Certainly my opinion on multi-repo got jaded from this experience.  started excited about small single
purpose, easy to understand repos, ended hating the complexity of the web of how they all fit together.

But I still don't like monorepos: big, can have slow build CI, easier to break abstractions.  Actually the
main reason I don't like monorepos is that crappy code and techdebt can propogate inside them.  With more
of a multi-repo setup you often "start from fresh" and write something fresh that is up to date with
everything you've learned from how things went in previous projects.  In a monorepo its easier to
perpetuate the patterns in code you have around you.  this is especially true now LLMs are writing a lot
of code.  they will see the precedent of the current patterns in the repo and copy them, dragging the
tech debt in them forward with it.

if I had to chose, i'd probably go with monorepo right now - it's easily grep'able.

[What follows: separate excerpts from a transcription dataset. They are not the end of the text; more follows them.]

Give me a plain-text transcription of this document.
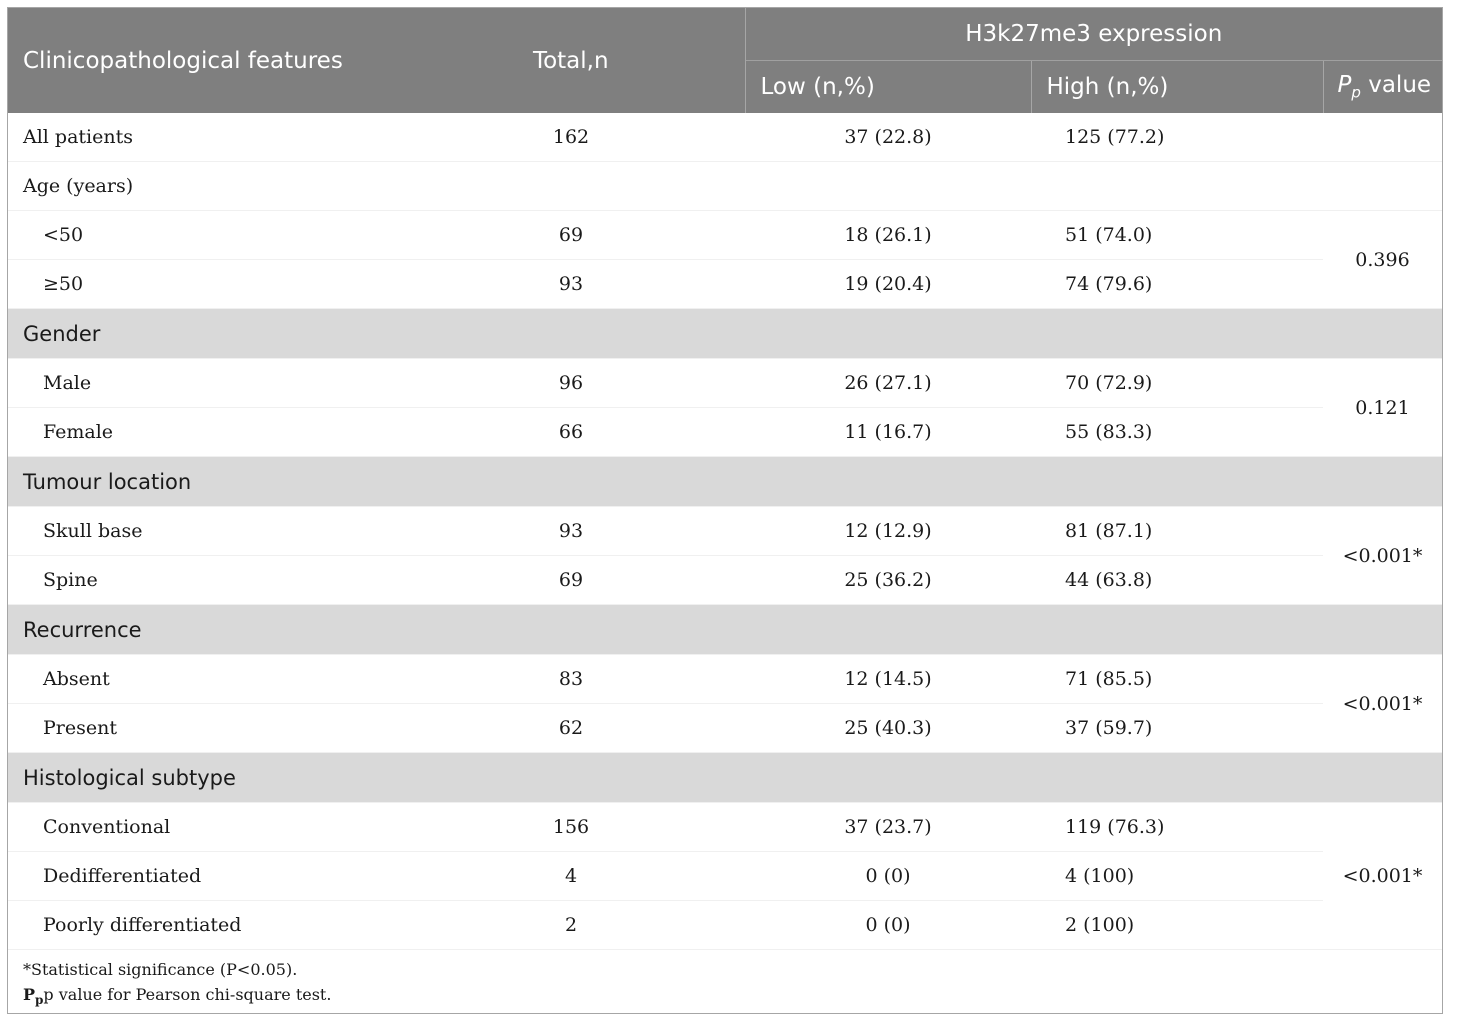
Clinicopathological features	Total,n	H3k27me3 expression		
		Low (n,%)	High (n,%)	$P_p$ value
All patients	162	37 (22.8)	125 (77.2)	
Age (years)				
<50	69	18 (26.1)	51 (74.0)	0.396
≥50	93	19 (20.4)	74 (79.6)	
Gender				
Male	96	26 (27.1)	70 (72.9)	0.121
Female	66	11 (16.7)	55 (83.3)	
Tumour location				
Skull base	93	12 (12.9)	81 (87.1)	<0.001*
Spine	69	25 (36.2)	44 (63.8)	
Recurrence				
Absent	83	12 (14.5)	71 (85.5)	<0.001*
Present	62	25 (40.3)	37 (59.7)	
Histological subtype				
Conventional	156	37 (23.7)	119 (76.3)	<0.001*
Dedifferentiated	4	0 (0)	4 (100)	
Poorly differentiated	2	0 (0)	2 (100)	
*Statistical significance (P<0.05).
$P_pp$ value for Pearson chi-square test.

But really the "multi vs mono repo" question is not that important.  They both suck in their own special
ways. It's really about your tooling.  You can have a monorepo where it's quick and easy to edit,
build, test, deploy single components or multiple components at the same time, e.g. CI only running for
the relevant stuff you changed.  And it's possible to have a multi-repo setup that has repo boundaries
that fit how things are deployed, tested, and their runtime dependencies.  That's another reason I'd
prefer monorepos as picking those boundaries can be hard.

As I said, this article is somewhat out of date these days anyway. (i made notes to write an article on
this about 3 years ago).  but it's a true tale of when "going full multi-repo" wasn't everything it was
cracked up to be.

really the message is: it's the tooling that matters, not the choice of mono vs multi.